Yesterday, I found the detection and correction for Chinese Language in LT was not good enough. As a Chinese college student studying in AI who wants to participate in GSoC 2018, I am willing to share my witness to make LT better.
The object of spelling check in English is word, but “word” is not a clearly defined unit in Chinese, as there is no explicit word delimiter between words. In Chinese a word consists of characters, which are also known as “汉字”(character). Thus, the object of spelling check in Chinese is the characters in a sentence. Because the Chinese input method engine only allows the legal characters that have been stored in computer to be shown and input, the characters themselves in Chinese can never be misspelled like in English words. Therefore, Chinese spelling check requires deeper linguistic analysis.

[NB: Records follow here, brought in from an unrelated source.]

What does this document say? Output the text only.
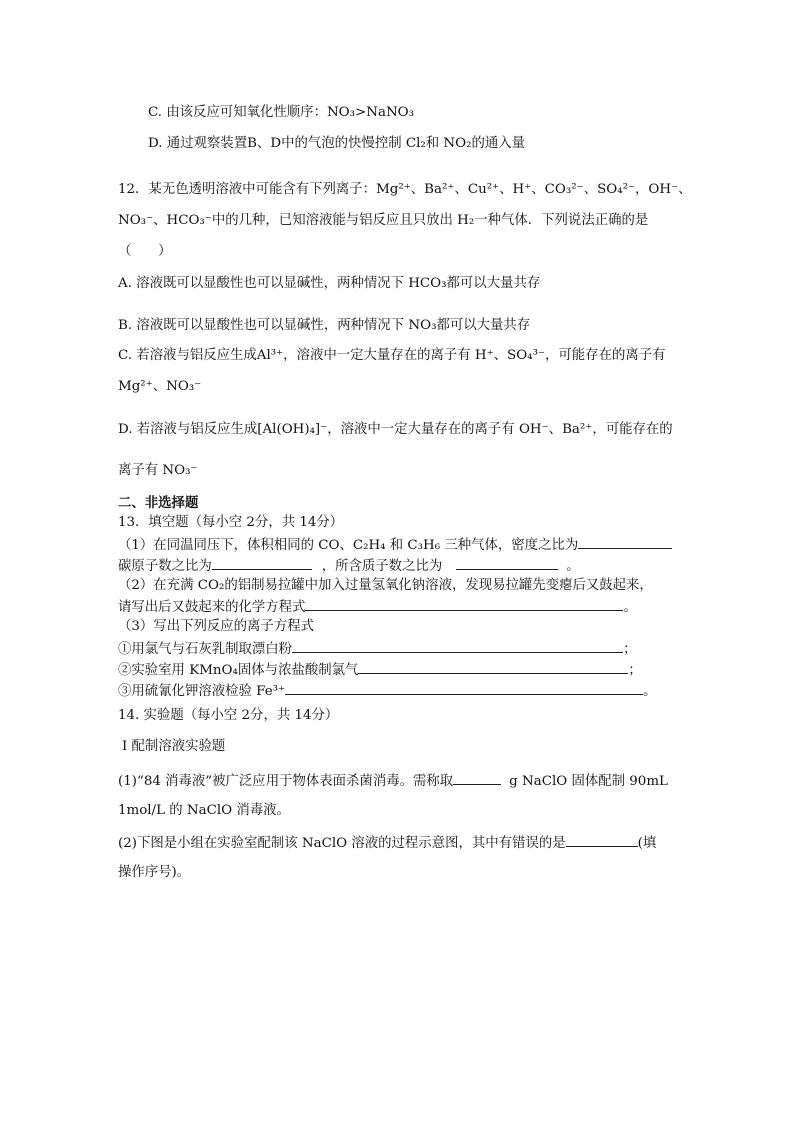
C. 由该反应可知氧化性顺序：NO₃>NaNO₃
D. 通过观察装置B、D中的气泡的快慢控制 Cl₂和 NO₂的通入量
12．某无色透明溶液中可能含有下列离子：Mg²⁺、Ba²⁺、Cu²⁺、H⁺、CO₃²⁻、SO₄²⁻，OH⁻、
NO₃⁻、HCO₃⁻中的几种，已知溶液能与铝反应且只放出 H₂一种气体．下列说法正确的是
（　　）
A. 溶液既可以显酸性也可以显碱性，两种情况下 HCO₃都可以大量共存
B. 溶液既可以显酸性也可以显碱性，两种情况下 NO₃都可以大量共存
C. 若溶液与铝反应生成Al³⁺，溶液中一定大量存在的离子有 H⁺、SO₄³⁻，可能存在的离子有
Mg²⁺、NO₃⁻
D. 若溶液与铝反应生成[Al(OH)₄]⁻，溶液中一定大量存在的离子有 OH⁻、Ba²⁺，可能存在的
离子有 NO₃⁻
二、非选择题
13．填空题（每小空 2分，共 14分）
（1）在同温同压下，体积相同的 CO、C₂H₄ 和 C₃H₆ 三种气体，密度之比为
碳原子数之比为	，所含质子数之比为	。
（2）在充满 CO₂的铝制易拉罐中加入过量氢氧化钠溶液，发现易拉罐先变瘪后又鼓起来，
请写出后又鼓起来的化学方程式	。
（3）写出下列反应的离子方程式
①用氯气与石灰乳制取漂白粉	；
②实验室用 KMnO₄固体与浓盐酸制氯气	；
③用硫氰化钾溶液检验 Fe³⁺	。
14. 实验题（每小空 2分，共 14分）
Ⅰ 配制溶液实验题
(1)“84 消毒液”被广泛应用于物体表面杀菌消毒。需称取	g NaClO 固体配制 90mL
1mol/L 的 NaClO 消毒液。
(2)下图是小组在实验室配制该 NaClO 溶液的过程示意图，其中有错误的是	(填
操作序号)。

Here are three example sentences for Chinese spelling error.
Right: 传统/美德 好好/的/出去玩 我/对/心理/研究/有/兴趣 Wrong: 穿/统/美德 好好/地/出去玩 我/对/心里/研究/有/兴趣 Pinyin: chuan tong mei de hao hao de chu qu wan wo dui xin li yan jiu you xing qu Translation: traditional virtues enjoy yourself outside I’m interested in psychological research. Title: eg1 eg2 eg3
The example on the left shows a nonword error.
The middle example shows a single-character error.

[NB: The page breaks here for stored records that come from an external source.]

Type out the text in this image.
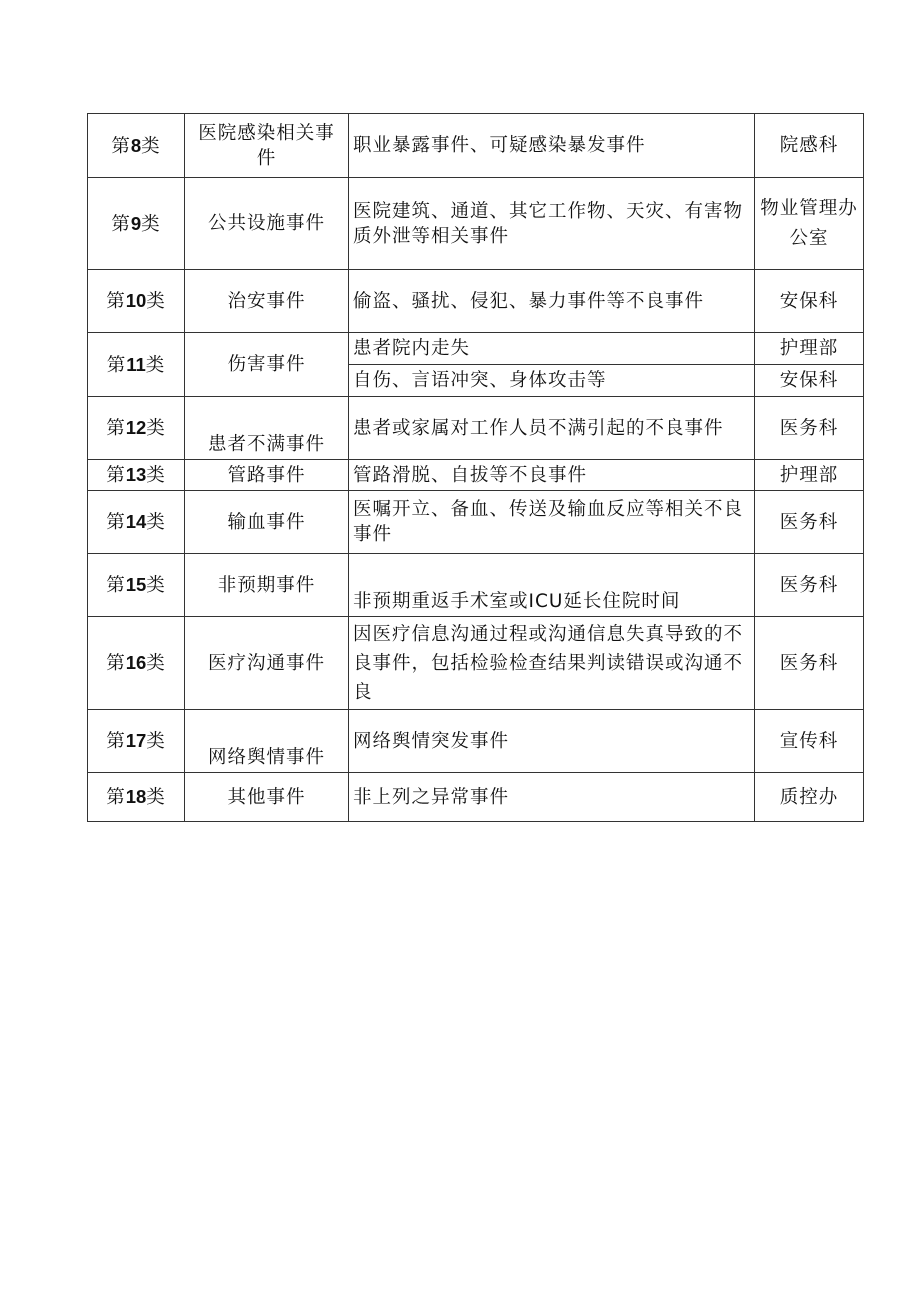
第8类	医院感染相关事件	职业暴露事件、可疑感染暴发事件	院感科
第9类	公共设施事件	医院建筑、通道、其它工作物、天灾、有害物质外泄等相关事件	物业管理办公室
第10类	治安事件	偷盗、骚扰、侵犯、暴力事件等不良事件	安保科
第11类	伤害事件	患者院内走失	护理部
		自伤、言语冲突、身体攻击等	安保科
第12类	患者不满事件	患者或家属对工作人员不满引起的不良事件	医务科
第13类	管路事件	管路滑脱、自拔等不良事件	护理部
第14类	输血事件	医嘱开立、备血、传送及输血反应等相关不良事件	医务科
第15类	非预期事件	非预期重返手术室或ICU延长住院时间	医务科
第16类	医疗沟通事件	因医疗信息沟通过程或沟通信息失真导致的不良事件，包括检验检查结果判读错误或沟通不良	医务科
第17类	网络舆情事件	网络舆情突发事件	宣传科
第18类	其他事件	非上列之异常事件	质控办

The example on the right shows an error that the misused characters have been segmented into a legal word by chance.
I think we should unite several ways to solve the problems.

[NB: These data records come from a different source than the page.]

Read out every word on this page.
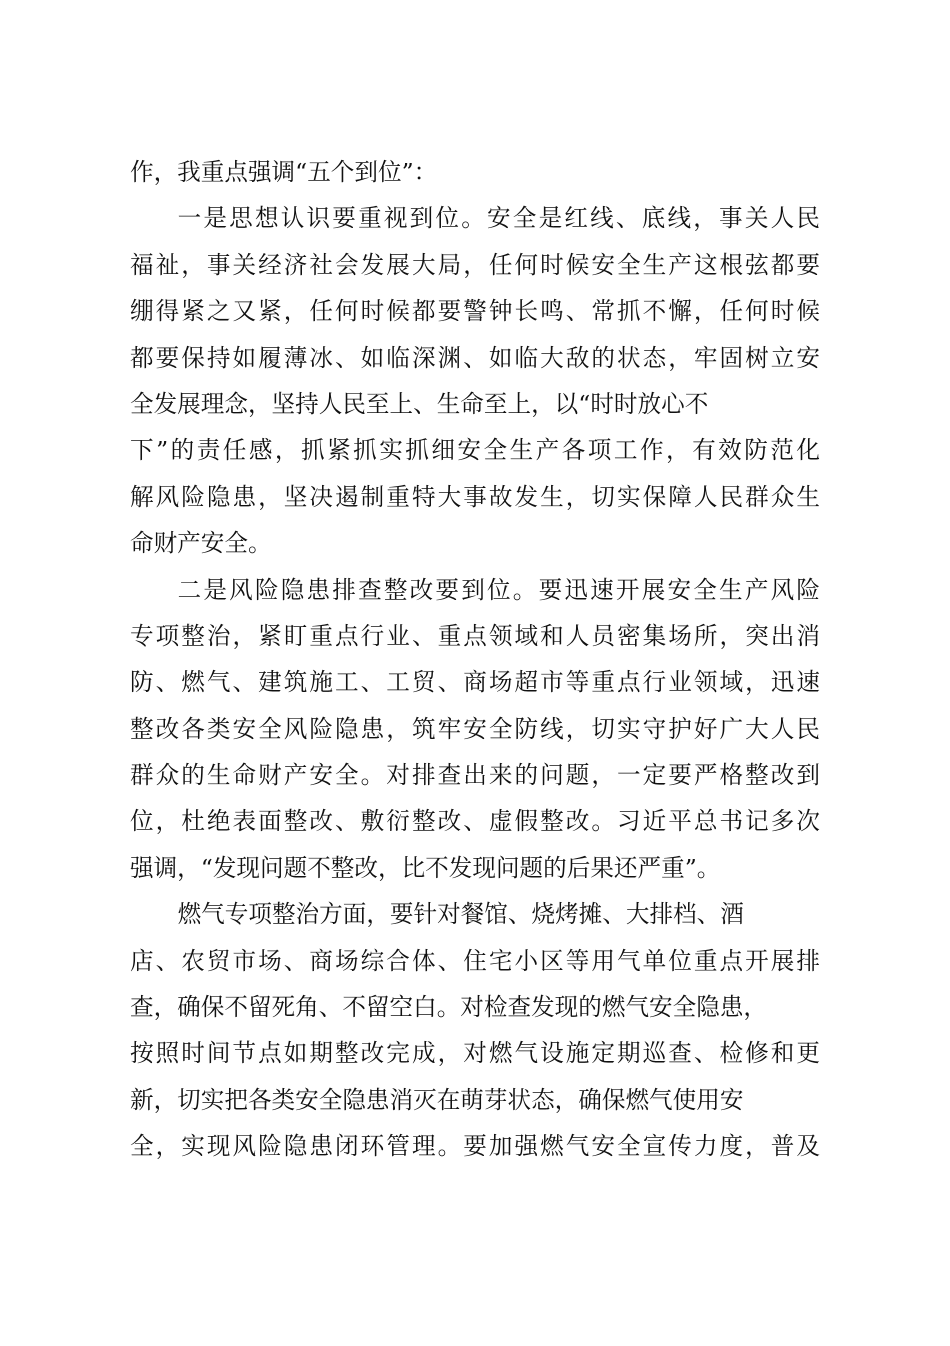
作，我重点强调“五个到位”：
一是思想认识要重视到位。安全是红线、底线，事关人民
福祉，事关经济社会发展大局，任何时候安全生产这根弦都要
绷得紧之又紧，任何时候都要警钟长鸣、常抓不懈，任何时候
都要保持如履薄冰、如临深渊、如临大敌的状态，牢固树立安
全发展理念，坚持人民至上、生命至上，以“时时放心不
下”的责任感，抓紧抓实抓细安全生产各项工作，有效防范化
解风险隐患，坚决遏制重特大事故发生，切实保障人民群众生
命财产安全。
二是风险隐患排查整改要到位。要迅速开展安全生产风险
专项整治，紧盯重点行业、重点领域和人员密集场所，突出消
防、燃气、建筑施工、工贸、商场超市等重点行业领域，迅速
整改各类安全风险隐患，筑牢安全防线，切实守护好广大人民
群众的生命财产安全。对排查出来的问题，一定要严格整改到
位，杜绝表面整改、敷衍整改、虚假整改。习近平总书记多次
强调，“发现问题不整改，比不发现问题的后果还严重”。
燃气专项整治方面，要针对餐馆、烧烤摊、大排档、酒
店、农贸市场、商场综合体、住宅小区等用气单位重点开展排
查，确保不留死角、不留空白。对检查发现的燃气安全隐患，
按照时间节点如期整改完成，对燃气设施定期巡查、检修和更
新，切实把各类安全隐患消灭在萌芽状态，确保燃气使用安
全，实现风险隐患闭环管理。要加强燃气安全宣传力度，普及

For nonword errors, we should use a word segmentation algorithm to build a directed acyclic graph from the input sentence. Then the spelling error detection and correction problem is transformed to the single-source shortest-path problem(SSSP).
However, the current algorithm to solve SSSP in LT for Chinese language basically ineffective.
This is the most urgent problem to be solvbed.
For single-character pronoun errors and other conference or collocation errors, we can set up a series of rules to solve.
Example: usage error for “她”(she)(pinyin:ta), “他”(he)(pinyin:ta)
This is a relatively easy work but it will be very helpful to the people who learn Chinese as a second/third language.
For the rest of the errors like eg2 and eg3, we should implement a supervised leaning approach like CRF to overcome this kind of disadvantages.
In eg2,the character “的”(of)(pinyin:de) should be corrected to “地”(-ly,adverb-forming particle)(pinyin:de)
In eg3,the word “心里”(in mind,at heart)(pinyin:xin li) will not be separated by any word segmenter, so “里”(pinyin:li) has no chance to be corrected to “理”(pinyin:li) without CRF.